Into the Woods

  • Directed by Rob Marshall
  • Starring Anna Kendrick, Daniel Huttlestone, James Corden, Emily Blunt, Meryl Streep, Johnny Depp, Chris Pine
  • Rated PG
3.5 pulses

It’s fitting that Into the Woods begins with its main characters wishing, because I spent most of this movie wishing it were better.

Into the Woods is a Disney adaptation of the award-winning Stephen Sondheim musical of the same name. It follows familiar fairytale characters: Cinderella (Anna Kendrick), Little Red Riding Hood (Lilla Crawford), and Jack (Daniel Huttlestone), along with original characters the baker and his wife (James Corden and Emily Blunt) as they all journey “into the woods” to change their lives for better or worse.

Fairy tales are currently a big trend in Hollywood, with remakes and adaptations being made every year. I’m not a big fan of this trend because most of these movies are less a reimagining and more a repackaging of these classic stories. I was hoping Into the Woods would offer something different but it ended up being more of the same.

Most of the characters in this movie are given a perfunctory retelling of their stories, but this failed to grab my interest because I’ve seen these stories told the exact same way numerous times over the years.

The film’s biggest success is when it does something new with the character of Prince Charming (hilariously played by Chris Pine). He’s a complete deconstruction of the Prince Charming in fairy tales and film. Instead of being a bland, stalwart do-gooder, Into the Woods’ Prince Charming is self-involved, sleazy and unfaithful. The showstopper “Agony,” performed by Chris Pine and Billy Magnussen (who plays Rapunzel’s Prince) is the highlight of the film because their behavior is so far removed from what audiences expect from fairytale princes. It’s incredibly entertaining to watch but it doesn’t seem to fit with the mostly sincere musical numbers that populate the movie.

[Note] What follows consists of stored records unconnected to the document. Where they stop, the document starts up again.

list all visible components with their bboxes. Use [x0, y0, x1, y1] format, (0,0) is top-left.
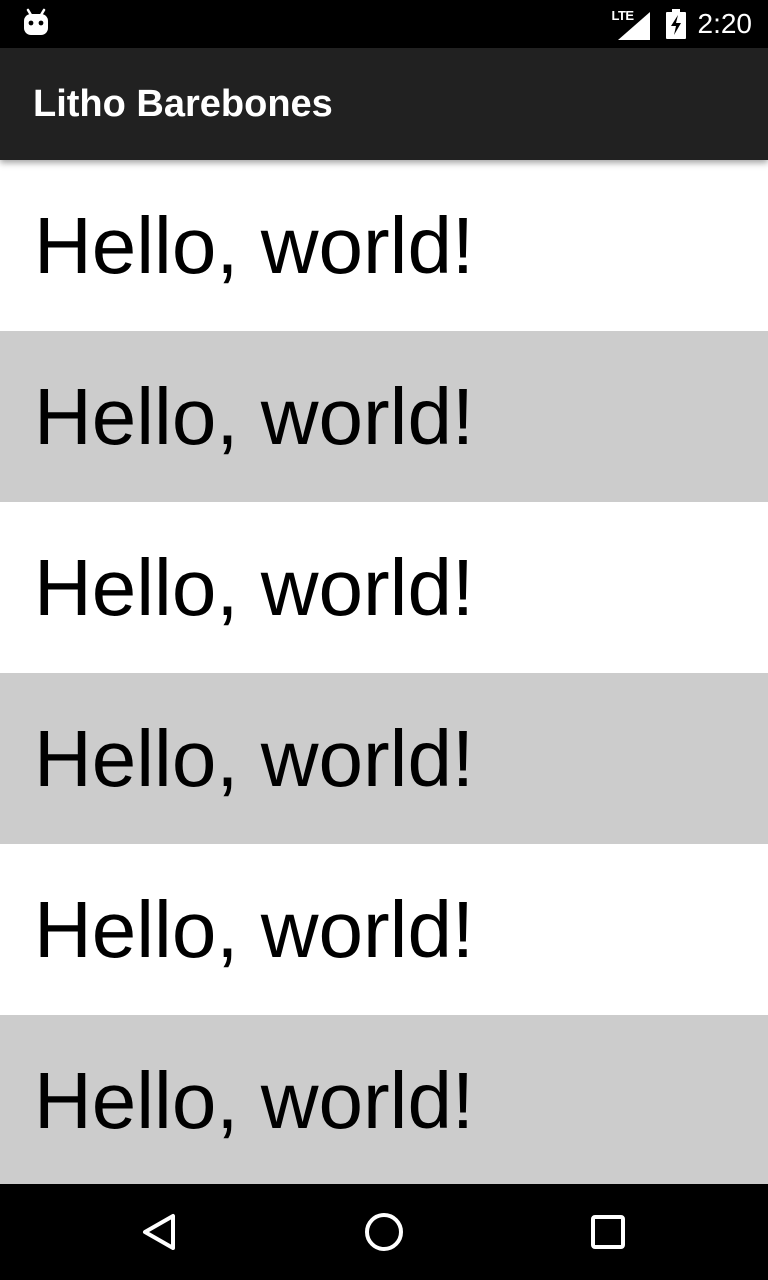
back-button[interactable] — [136, 1208, 184, 1256]
battery-charging-icon — [665, 9, 686, 39]
app-title: Litho Barebones — [33, 83, 333, 125]
list-item[interactable]: Hello, world! — [0, 844, 768, 1015]
status-clock: 2:20 — [697, 8, 753, 39]
list-item[interactable]: Hello, world! — [0, 673, 768, 844]
list-item[interactable]: Hello, world! — [0, 160, 768, 331]
status-bar: LTE 2:20 — [0, 0, 768, 48]
status-indicators: LTE 2:20 — [612, 0, 753, 48]
lte-signal-indicator: LTE — [612, 8, 652, 40]
list-item-text: Hello, world! — [34, 884, 475, 974]
list-item-text: Hello, world! — [34, 542, 475, 632]
list-item-text: Hello, world! — [34, 713, 475, 803]
list-item-text: Hello, world! — [34, 371, 475, 461]
app-toolbar: Litho Barebones — [0, 48, 768, 160]
list-item[interactable]: Hello, world! — [0, 502, 768, 673]
home-button[interactable] — [360, 1208, 408, 1256]
home-circle-icon — [365, 1213, 403, 1251]
list-item[interactable]: Hello, world! — [0, 331, 768, 502]
recents-square-icon — [591, 1215, 625, 1249]
android-notification-icon — [22, 8, 50, 38]
navigation-bar — [0, 1184, 768, 1280]
back-triangle-icon — [143, 1214, 175, 1250]
list-item-text: Hello, world! — [34, 200, 475, 290]
recents-button[interactable] — [584, 1208, 632, 1256]
hello-list[interactable]: Hello, world! Hello, world! Hello, world… — [0, 160, 768, 1184]
list-item-text: Hello, world! — [34, 1055, 475, 1145]
list-item[interactable]: Hello, world! — [0, 1015, 768, 1184]
signal-strength-icon — [617, 12, 650, 40]
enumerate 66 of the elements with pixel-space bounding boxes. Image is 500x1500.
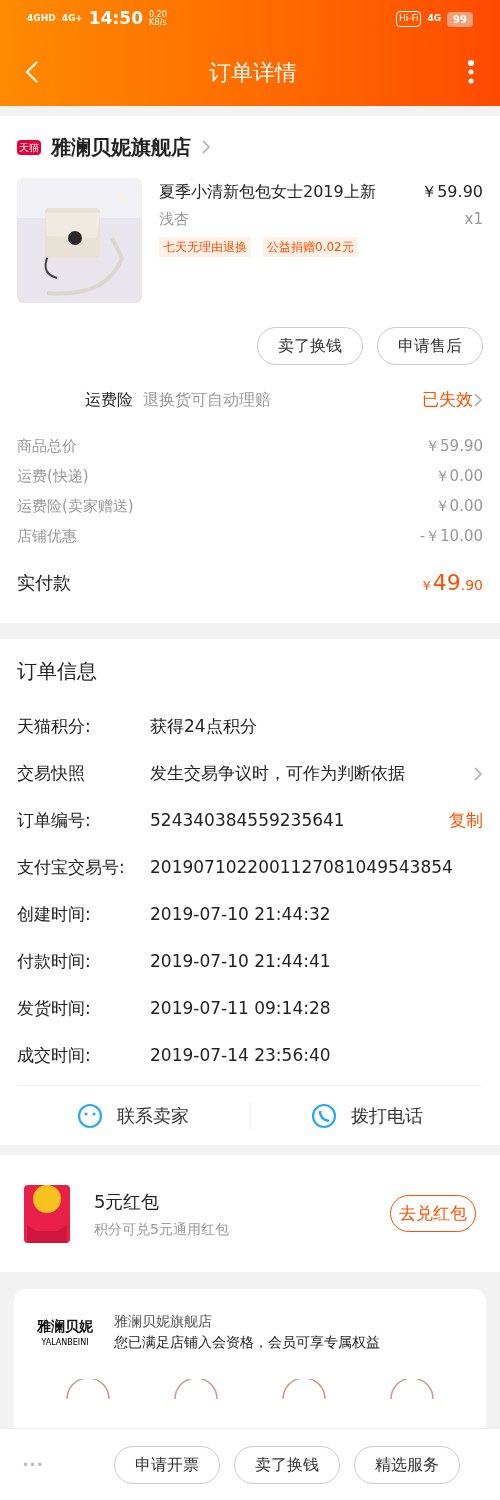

Into the Woods’ tone is all over the place. It’s constantly swinging between being a self-referential send-up of fairy tales and a straightforward telling. Characters go from being largely comedic to being relied on solely for dramatic lifting. Scenes will go from being tongue-in-cheek to deathly serious, which made it difficult to know what reaction is most appropriate.

Despite all this negativity, Into the Woods isn’t a bad film. It looks gorgeous and boasts some great performances, most notably from Chris Pine and Meryl Streep (as The Witch), but it could’ve been more than “not bad.” Into the Woods had the potential to be great but it struggled to get past average. I wanted to leave the theater ready to see it again, but I left with the desire to see the play instead.